Garten der Villa Liegnitz im Park Sanssouci, 1920er Jahre, Foto: SPSG

Den Ermittlungsakten ist zu entnehmen, dass die inhaftierten Niederländer:innen vor allem in Potsdam, Brandenburg/Havel, Kleinmachnow und Niemegk gearbeitet hatten. Als gelernte Bäcker, Konditoren, Fleischer, Elektriker und Buchbinder konnten einige Männer in ihren Berufen tätig sein, viele wurden der Rüstungsindustrie zugewiesen. Auch in den städtischen Betrieben ersetzten sie fehlende Arbeitskräfte, bspw. als Straßenbahnfahrer. Und selbst der Adel profitierte von ihnen, so wie der SA-Obergruppenführer Prinz August Wilhelm von Preußen, dessen Garten der Villa Liegnitz im Park Sanssouci Hendryk K. aus Haarlem pflegte. Der Gärtner kam nach zwei gescheiterten Fluchtversuchen im Februar 1945 in Haft. Dank des nahenden Kriegsendes verzögerte sich sein Verfahren und wurde im Sommer gänzlich eingestellt. Auch die Babelsberger Filmproduktionsfirma Ufa (Universum Film AG) hätte ohne Zwangsarbeiter:innen nicht 60 Filme pro Kriegsjahr herstellen können. In den Studios arbeiteten zunächst französische Kriegsgefangene und Niederländer. Sie waren als Beleuchter, Handwerker, Bühnenarbeiter, Dekorateure und in der Tonabteilung eingesetzt oder mussten das Gelände instand halten. 1942 ließ die Ufa am Sportplatz „Sandscholle“ in der heutigen Franz-Mehring-Straße ein Lager für rund 600 Menschen einrichten. In den mit Stacheldraht voneinander abgegrenzten Zonen lebten Zwangsarbeiter:innen aus den Niederlanden und Frankreich sowie Männer, Frauen und Kinder aus Russland, der Ukraine, Weißrussland und Polen.

.

Ufa-Zwangsarbeiterlager in Babelsberg am Sportplatz „Sandscholle“ mit angrenzenden Wohnhäusern im Hintergrund, zwischen 1943 und 1945, Foto: Filmmuseum Potsdam, Sammlung Dick de Voogt

Mindestens drei niederländische Arbeiter der Ufa waren in der Lindenstraße inhaftiert: Cornelius A. wurde wegen Diebstahl zu zwei Monaten Haft verurteilt, die er 1942 im Gefängnis Lindenstraße verbüßte. Wilhelm von der S. stand zwischen 1941 und 1943 wegen homosexueller Handlungen vor Gericht. Das Strafmaß und sein weiteres Schicksal sind nicht überliefert. Johannes K. hatte sich im November 1940 freiwillig nach Deutschland gemeldet und kam zunächst als Maler in die Arado Flugzeugwerke Babelsberg. 1942 wechselte er zur Ufa, wo er begann, mit kontingentierten Produkten wie Fleisch, Butter und Alkohol zu handeln. Er hatte Glück und konnte sich 1944 durch Krankheit einer Verurteilung entziehen.

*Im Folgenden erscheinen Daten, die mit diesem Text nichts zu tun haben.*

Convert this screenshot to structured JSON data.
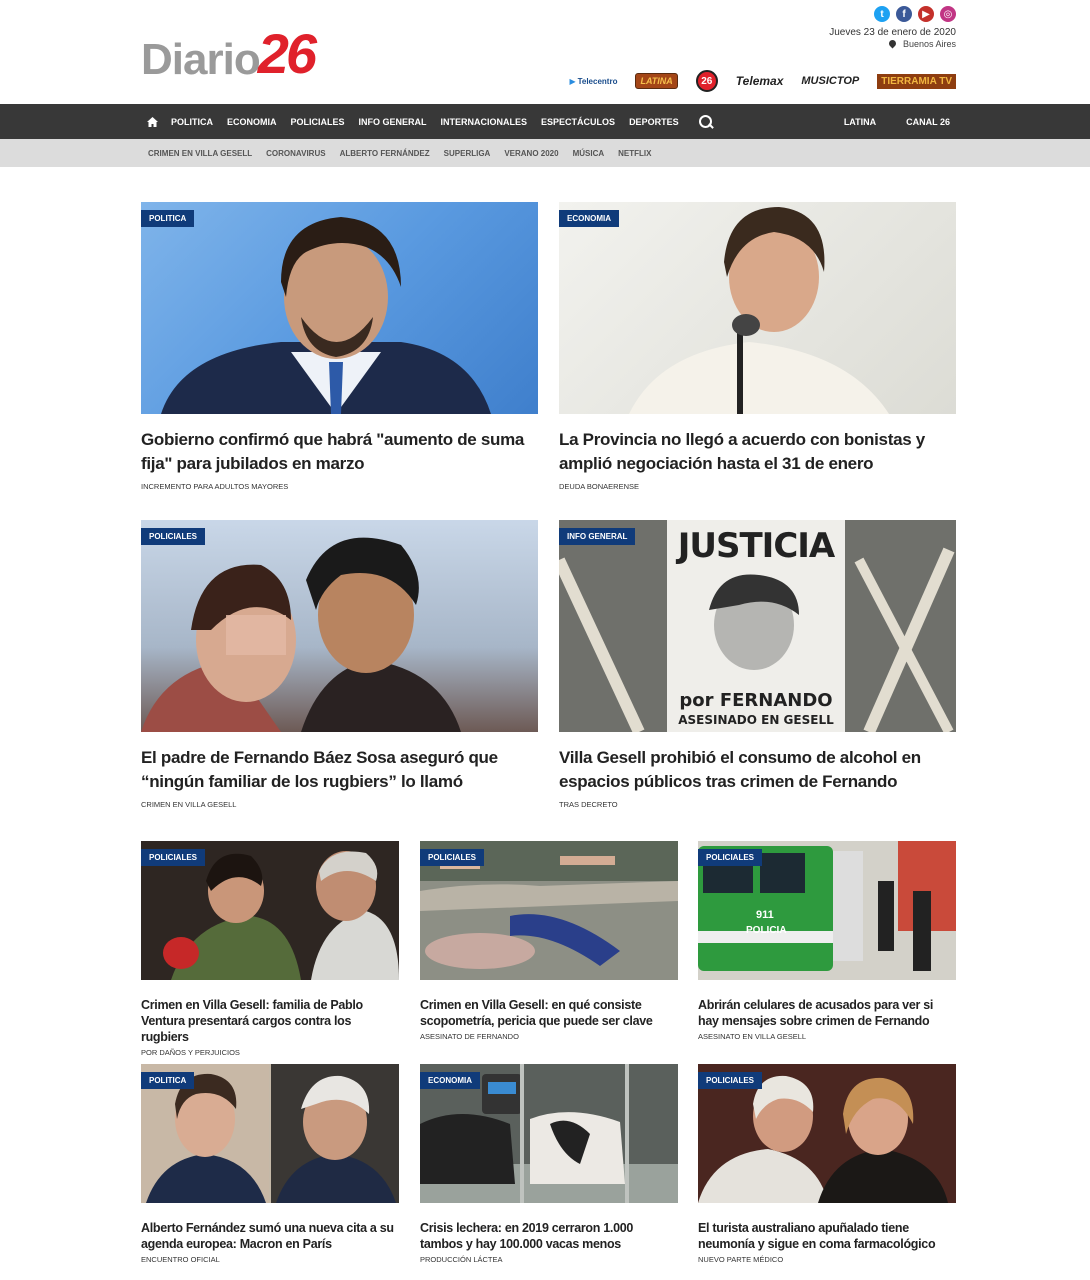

Als staatsfeindlich eingestufte Taten wurden aber auch bei Niederländer:innen höher bestraft: Willem van E., Arbeiter in Brandenburg an der Havel, hatte 1943 seiner Familie geschrieben, er und andere ausländische Arbeiter würden durch langsames Arbeiten die Produktion sabotieren. Auch freue er sich über die Erfolge der vorrückenden Roten Armee. Sein Brief wurde abgefangen. Das Amtsgericht Potsdam verurteilte ihn zu drei Monaten Gefängnis wegen des Verstoßes gegen die Postverkehrsverordnung. Er hatte den Brief über eine andere Adresse an seine Familie schicken wollen, was verboten war. Tatsächlich wurde er aber für seine „deutschfeindlichen“ Nachrichten bestraft, denn nach seiner Haftentlassung überstellte ihn die Gestapo in ein Konzentrations- oder Arbeitserziehungslager. Sein Schicksal ist ungeklärt.